1. Nem branca nem redonda e tampouco com um lado escuro: A partir de um ponto de vista terrestre, a Lua é vista como branca e redonda. A tradição popular acredita que um de seus lados fica sempre na escuridão. Certamente, e assim como a Terra, nosso satélite natural gira em torno do seu eixo, o que faz com que toda a sua superfície reflita a luz solar, embora, daqui, vejamos apenas uma metade. Além disso, a Lua não é redonda, mas oval, e sua cor não é branca, mas sim cinzenta.

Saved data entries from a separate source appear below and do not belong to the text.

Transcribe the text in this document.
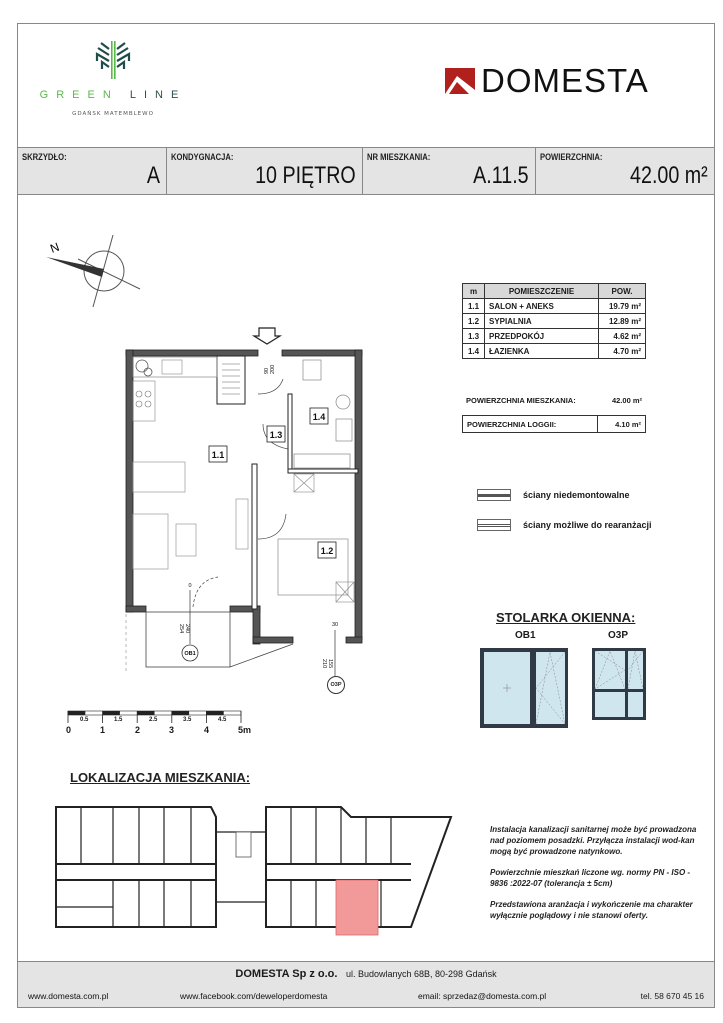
GREEN LINE
GDAŃSK MATEMBLEWO
DOMESTA
SKRZYDŁO:
A
KONDYGNACJA:
10 PIĘTRO
NR MIESZKANIA:
A.11.5
POWIERZCHNIA:
42.00 m²
N
1.1
1.2
1.3
1.4
0
254 240
OB1
30
155
210
90 200
O3P
m	POMIESZCZENIE	POW.
1.1	SALON + ANEKS	19.79 m²
1.2	SYPIALNIA	12.89 m²
1.3	PRZEDPOKÓJ	4.62 m²
1.4	ŁAZIENKA	4.70 m²
POWIERZCHNIA MIESZKANIA:	42.00 m²
POWIERZCHNIA LOGGII:	4.10 m²
ściany niedemontowalne
ściany możliwe do rearanżacji
STOLARKA OKIENNA:
OB1	O3P
0	1	2	3	4	5m
0.5	1.5	2.5	3.5	4.5
LOKALIZACJA MIESZKANIA:

Instalacja kanalizacji sanitarnej może być prowadzona nad poziomem posadzki. Przyłącza instalacji wod-kan mogą być prowadzone natynkowo.

Powierzchnie mieszkań liczone wg. normy PN - ISO - 9836 :2022-07 (tolerancja ± 5cm)

Przedstawiona aranżacja i wykończenie ma charakter wyłącznie poglądowy i nie stanowi oferty.

DOMESTA Sp z o.o. ul. Budowlanych 68B, 80-298 Gdańsk
www.domesta.com.pl	www.facebook.com/deweloperdomesta	email: sprzedaz@domesta.com.pl	tel. 58 670 45 16
otodom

2. Os lobos não uivam por causa dela: Esse mito está tão arraigado que fez com que se acreditasse que os lobisomens se metamorfoseassem por causa da luminosidade da Lua cheia. Não há provas de que essa fase lunar cause algum efeito sobre os animais, embora algumas espécies, como certos peixes e répteis, regulem seus ciclos de acordo com as marés e a Lua cheia.

3. Não é oca: Com raízes na ficção científica e surtos de crença por todos os lados, por meio das teorias conspiratórias mais hilariantes, a crença de que a Lua é oca existe até hoje. De acordo com a ciência, a estrutura lunar é parecida à terrestre, com uma crosta fina, um manto extenso e um núcleo mais denso que o restante das camadas.

4. Ela não enlouquece as pessoas: Não está clara a origem dessa crença popular. Certamente, o termo lunático é usado desde sempre e faz referência a um estado de consciência doentio. No entanto, não há evidências científicas de que a Lua altere o estado mental das pessoas.

5. O homem pisou na Lua? Claro que sim! Pelo menos, isso é o que concluem as inúmeras análises realizadas sobre os testes que comprovam esse fato; por exemplo, a maneira com que as bandeiras americanas hasteiam nos vídeos da NASA. E também pelas sombras dos astronautas e diversos elementos utilizados pela tripulação.


Fonte: Xataka

Imagem: Shutterstock

Big Bang não foi o início do Universo - pelo menos é o que diz esta nova teoria

De acordo com astrofísico, Big Bang só aconteceu depois de uma “inflação cósmica”.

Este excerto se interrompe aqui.